A Catholic lawyer in Pakistan has accused the authorities in her country of failing to protect Christian women who are threatened with rape and death if they will not abandon their faith and agree to a forced marriage.

Tabassum Yousaf spoke to the Catholic charity Aid to the Church in Need (ACN) and related how the police and the judiciary are failing to ensure justice for women, both Christians and members of other religious minorities.

She highlighted how some of these women suffer physical and psychological oppression from men demanding their hand in marriage.

Ms Yousaf said police often refuse to open a case against alleged oppressors and that judges are under pressure from political parties.

She highlighted how Christians are easily oppressed because of their extreme poverty.

“Young Christian women, who come from simple circumstances, are powerless against their attackers,” she told ACN.

She added, “Many people are afraid because the Muslim community threatens to rape or kill the women of these families.”

Ms Yousaf said the police and judges do not offer Christians adequate and fair legal assistance.

Many Christians and other faith minorities are unaware that they have the same rights as Muslims, and very few know they can file charges with the courts.

According to Ms Yousaf, the refusal of the police to open a case, together with threats from the relatives and friends of the perpetrators, ensure that many families do not even report the crimes they have suffered.

In August, an 18-year-old Christian woman, Binish Paul, was allegedly thrown from the roof of a second-storey building after refusing to convert to Islam and marry a Muslim named Taheer Abbas.

“For months, Taheer had been putting pressure on Binish to convert to Islam. Over and over again, she refused. This culminated in the violent act, during which the young woman sustained severe fractures to her legs and spine,” Ms Yousaf told ACN.

Despite Binish Paul’s parents’ complaint to the police, the authorities declined to investigate their daughter’s attack and the hospital refused to provide a report on her injuries.

Ms Yousaf also alleges that Ms Paul’s family received a death threat from the family of the perpetrator, who said that if the case were not closed, they would all be accused of blasphemy.

A conviction of blasphemy in Pakistan can carry the death sentence, as was handed down in the case of Catholic mother-of-five Asia Bibi who, despite concerns over the veracity of the evidence, was found guilty of defaming the Muslim Prophet Mohammed.

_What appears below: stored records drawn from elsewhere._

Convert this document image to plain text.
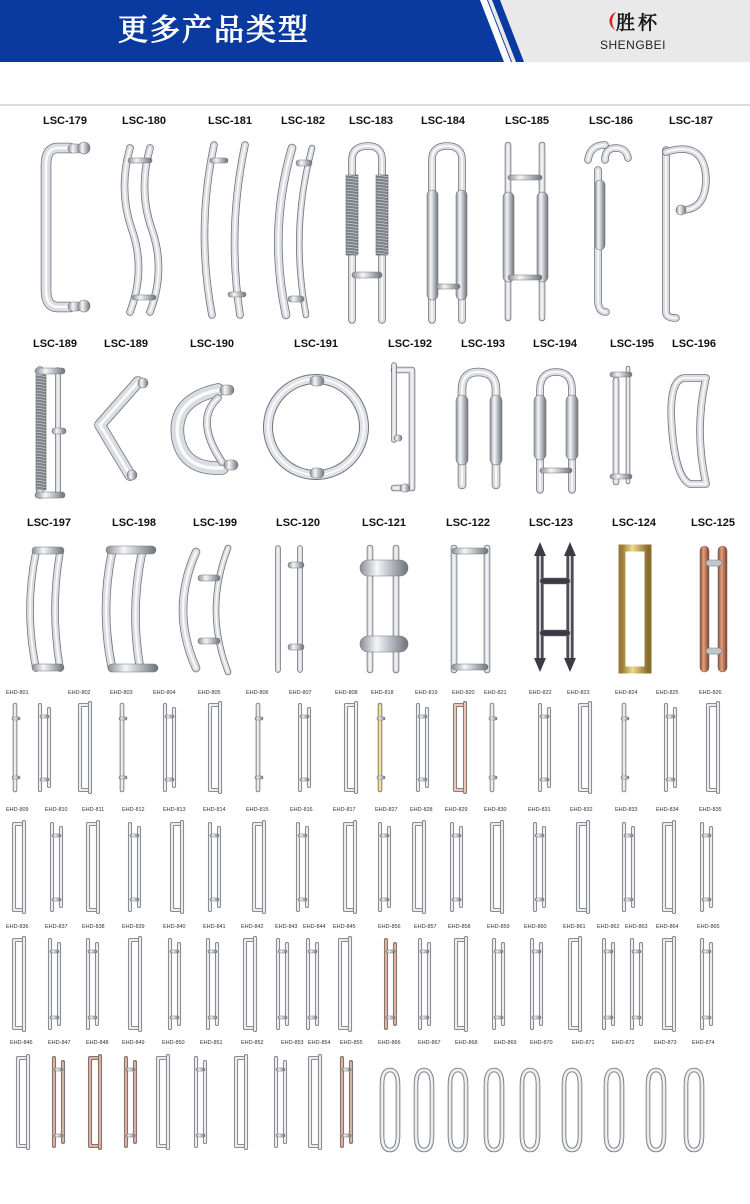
更多产品类型	胜杯
SHENGBEI
LSC-179	LSC-180	LSC-181	LSC-182 LSC-183	LSC-184	LSC-185	LSC-186	LSC-187
LSC-189 LSC-189	LSC-190	LSC-191	LSC-192	LSC-193	LSC-194	LSC-195 LSC-196
LSC-197	LSC-198	LSC-199	LSC-120	LSC-121	LSC-122	LSC-123	LSC-124	LSC-125
EHD-801	EHD-802	EHD-803	EHD-804	EHD-805	EHD-806	EHD-807	EHD-808 EHD-818	EHD-819	EHD-820 EHD-821	EHD-822	EHD-823	EHD-824	EHD-825	EHD-826
EHD-809	EHD-810	EHD-811	EHD-812	EHD-813	EHD-814	EHD-815	EHD-816	EHD-817	EHD-827 EHD-828 EHD-829	EHD-830	EHD-831	EHD-832	EHD-833	EHD-834	EHD-835
EHD-836	EHD-837	EHD-838	EHD-839	EHD-840	EHD-841	EHD-842 EHD-843 EHD-844 EHD-845	EHD-856 EHD-857 EHD-858	EHD-859	EHD-860	EHD-861 EHD-862 EHD-863 EHD-864	EHD-865
EHD-846	EHD-847	EHD-848 EHD-849	EHD-850	EHD-851	EHD-852	EHD-853 EHD-854 EHD-855	EHD-866	EHD-867	EHD-868	EHD-869 EHD-870	EHD-871	EHD-872	EHD-873	EHD-874
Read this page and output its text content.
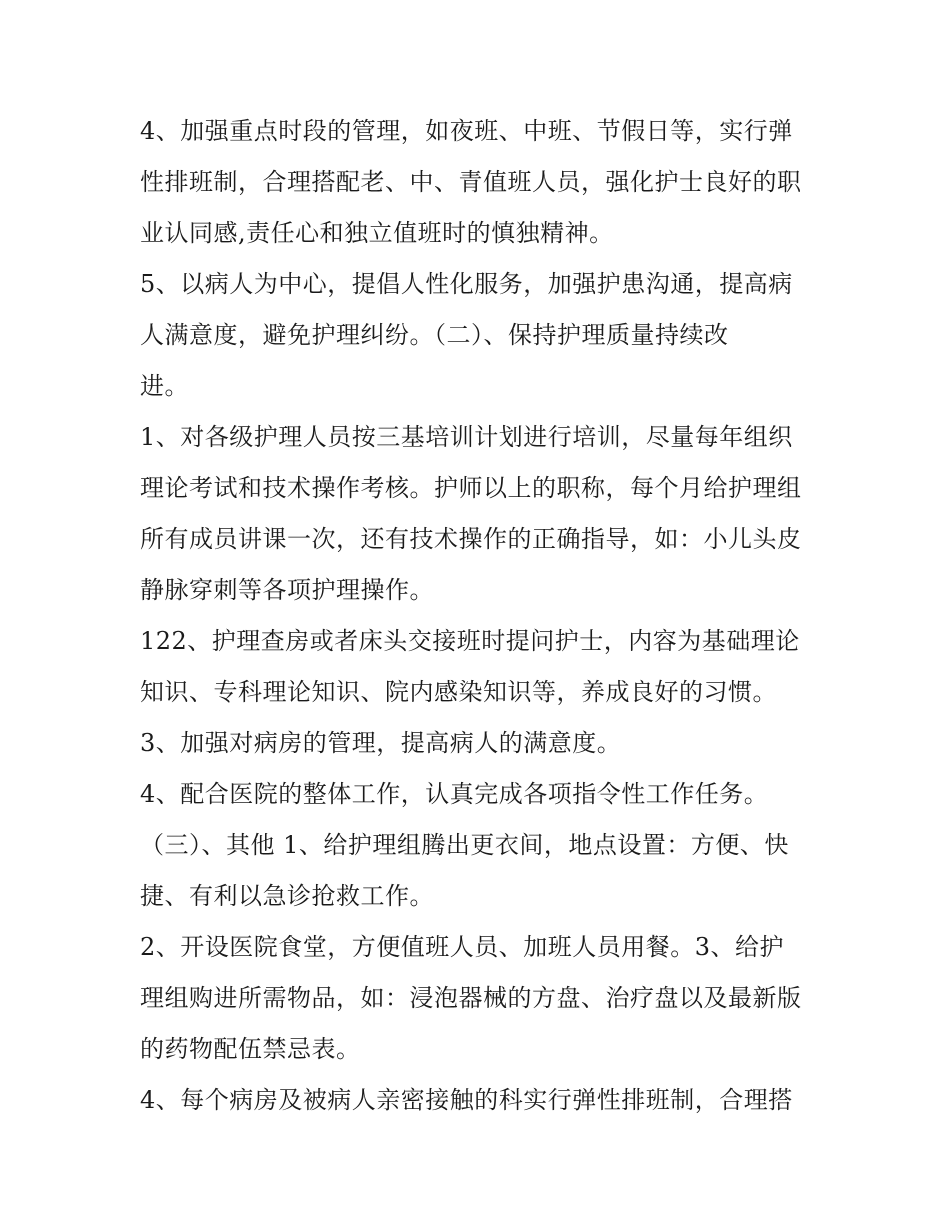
4、加强重点时段的管理，如夜班、中班、节假日等，实行弹
性排班制，合理搭配老、中、青值班人员，强化护士良好的职
业认同感,责任心和独立值班时的慎独精神。
5、以病人为中心，提倡人性化服务，加强护患沟通，提高病
人满意度，避免护理纠纷。（二）、保持护理质量持续改
进。
1、对各级护理人员按三基培训计划进行培训，尽量每年组织
理论考试和技术操作考核。护师以上的职称，每个月给护理组
所有成员讲课一次，还有技术操作的正确指导，如：小儿头皮
静脉穿刺等各项护理操作。
122、护理查房或者床头交接班时提问护士，内容为基础理论
知识、专科理论知识、院内感染知识等，养成良好的习惯。
3、加强对病房的管理，提高病人的满意度。
4、配合医院的整体工作，认真完成各项指令性工作任务。
（三）、其他 1、给护理组腾出更衣间，地点设置：方便、快
捷、有利以急诊抢救工作。
2、开设医院食堂，方便值班人员、加班人员用餐。3、给护
理组购进所需物品，如：浸泡器械的方盘、治疗盘以及最新版
的药物配伍禁忌表。
4、每个病房及被病人亲密接触的科实行弹性排班制，合理搭
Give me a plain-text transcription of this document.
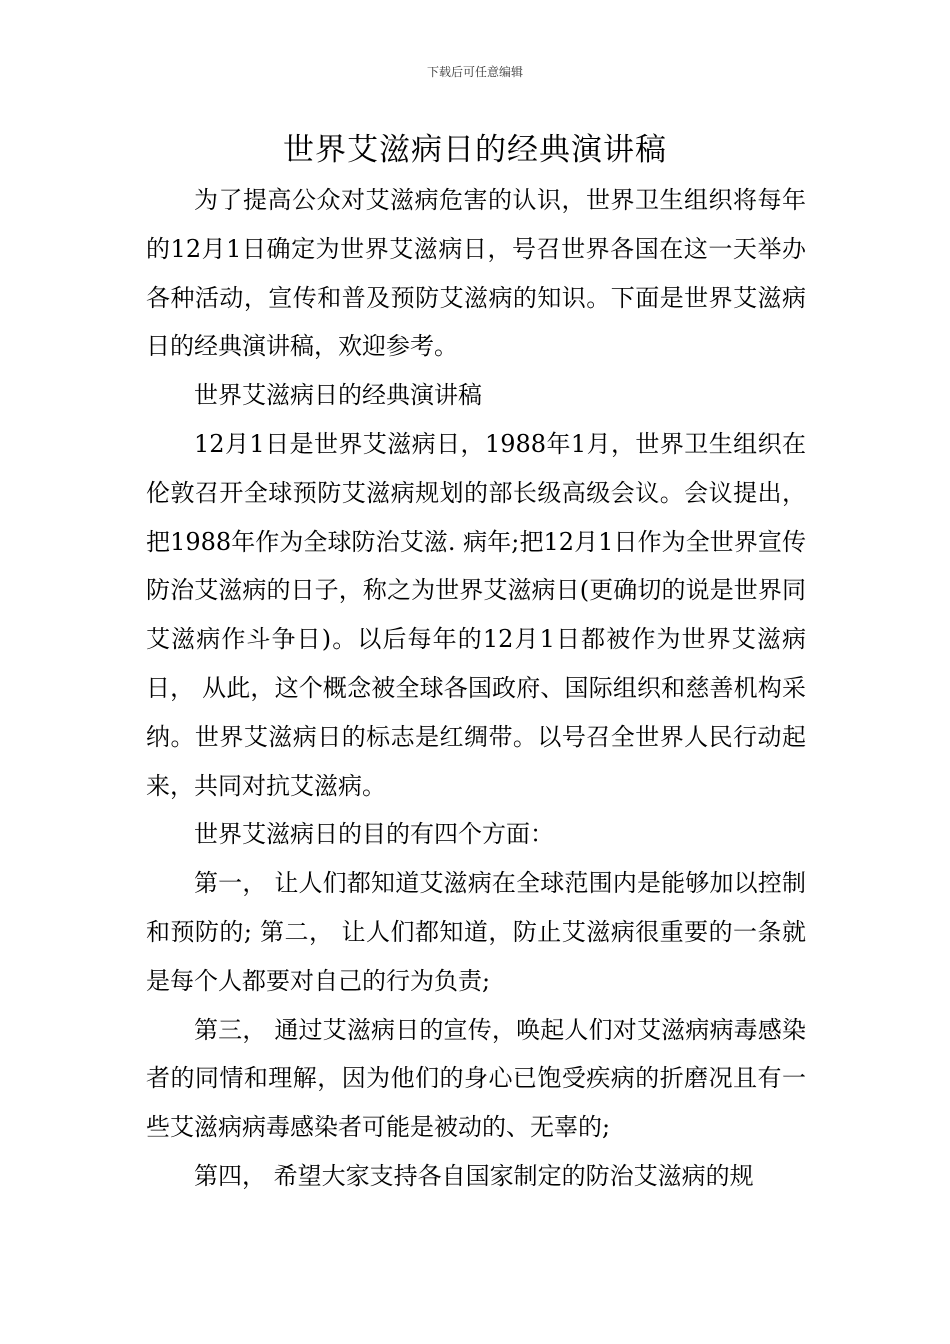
下载后可任意编辑
世界艾滋病日的经典演讲稿

为了提高公众对艾滋病危害的认识，世界卫生组织将每年的12月1日确定为世界艾滋病日，号召世界各国在这一天举办各种活动，宣传和普及预防艾滋病的知识。下面是世界艾滋病日的经典演讲稿，欢迎参考。

世界艾滋病日的经典演讲稿

12月1日是世界艾滋病日，1988年1月，世界卫生组织在伦敦召开全球预防艾滋病规划的部长级高级会议。会议提出，把1988年作为全球防治艾滋. 病年;把12月1日作为全世界宣传防治艾滋病的日子，称之为世界艾滋病日(更确切的说是世界同艾滋病作斗争日)。以后每年的12月1日都被作为世界艾滋病日， 从此，这个概念被全球各国政府、国际组织和慈善机构采纳。世界艾滋病日的标志是红绸带。以号召全世界人民行动起来，共同对抗艾滋病。

世界艾滋病日的目的有四个方面：

第一， 让人们都知道艾滋病在全球范围内是能够加以控制和预防的; 第二， 让人们都知道，防止艾滋病很重要的一条就是每个人都要对自己的行为负责;

第三， 通过艾滋病日的宣传，唤起人们对艾滋病病毒感染者的同情和理解，因为他们的身心已饱受疾病的折磨况且有一些艾滋病病毒感染者可能是被动的、无辜的;

第四， 希望大家支持各自国家制定的防治艾滋病的规
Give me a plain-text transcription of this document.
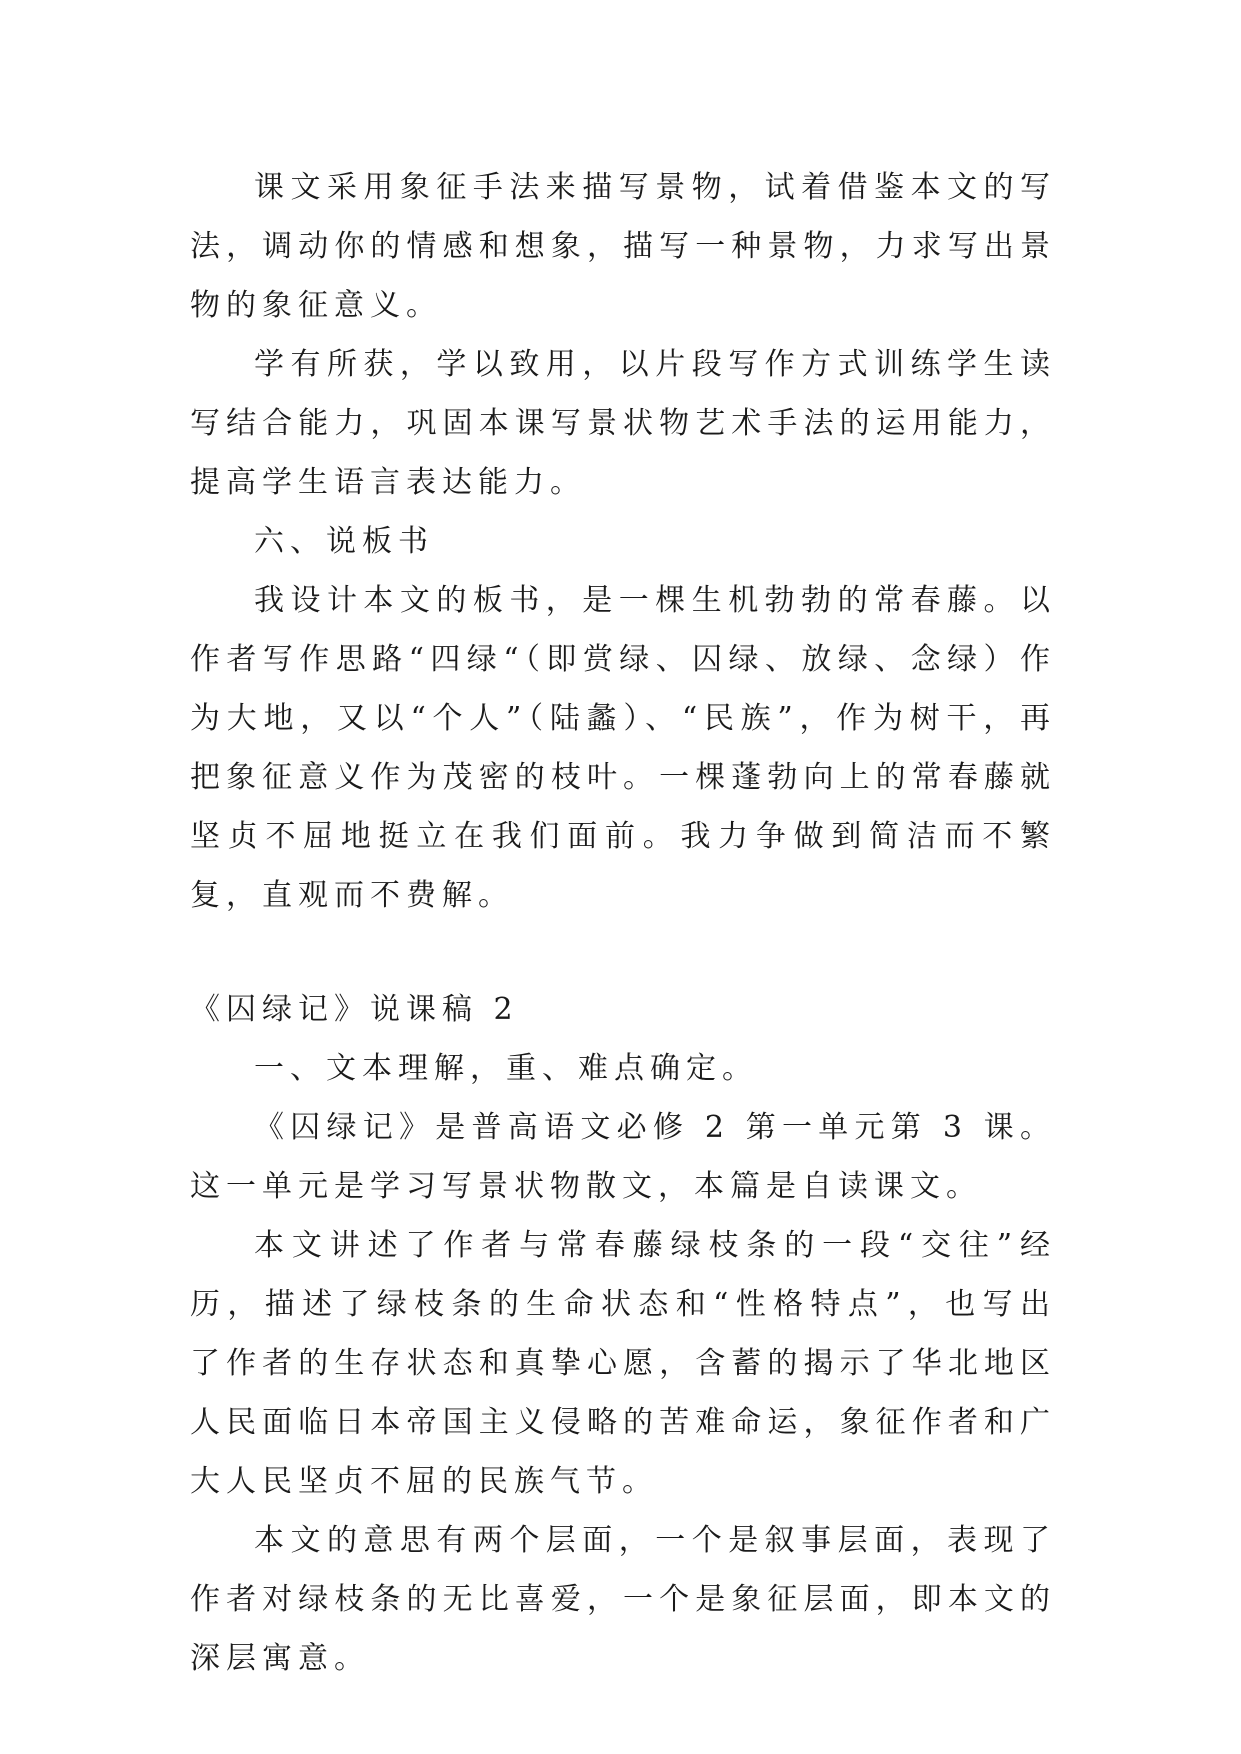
课文采用象征手法来描写景物，试着借鉴本文的写法，调动你的情感和想象，描写一种景物，力求写出景物的象征意义。

学有所获，学以致用，以片段写作方式训练学生读写结合能力，巩固本课写景状物艺术手法的运用能力，提高学生语言表达能力。

六、说板书

我设计本文的板书，是一棵生机勃勃的常春藤。以作者写作思路“四绿“（即赏绿、囚绿、放绿、念绿）作为大地，又以“个人”（陆蠡）、“民族”，作为树干，再把象征意义作为茂密的枝叶。一棵蓬勃向上的常春藤就坚贞不屈地挺立在我们面前。我力争做到简洁而不繁复，直观而不费解。

《囚绿记》说课稿 2

一、文本理解，重、难点确定。

《囚绿记》是普高语文必修 2 第一单元第 3 课。这一单元是学习写景状物散文，本篇是自读课文。

本文讲述了作者与常春藤绿枝条的一段“交往”经历，描述了绿枝条的生命状态和“性格特点”，也写出了作者的生存状态和真挚心愿，含蓄的揭示了华北地区人民面临日本帝国主义侵略的苦难命运，象征作者和广大人民坚贞不屈的民族气节。

本文的意思有两个层面，一个是叙事层面，表现了作者对绿枝条的无比喜爱，一个是象征层面，即本文的深层寓意。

Ms Yousaf has calculated that each year in Karachi city alone there are 15 to 30 violent attacks against Christian women. She estimates that fewer than five of these are reported to the police.

Stressing the need for awareness-raising among Christian communities about their legal rights, she told ACN, “As a Catholic solicitor, I consider it important that they have access to more information in this area and receive legal assistance. I am rendering this service for God and my Church.”

Ms Yousaf’s family protected her from a forced-marriage conversion attempt when she was a student.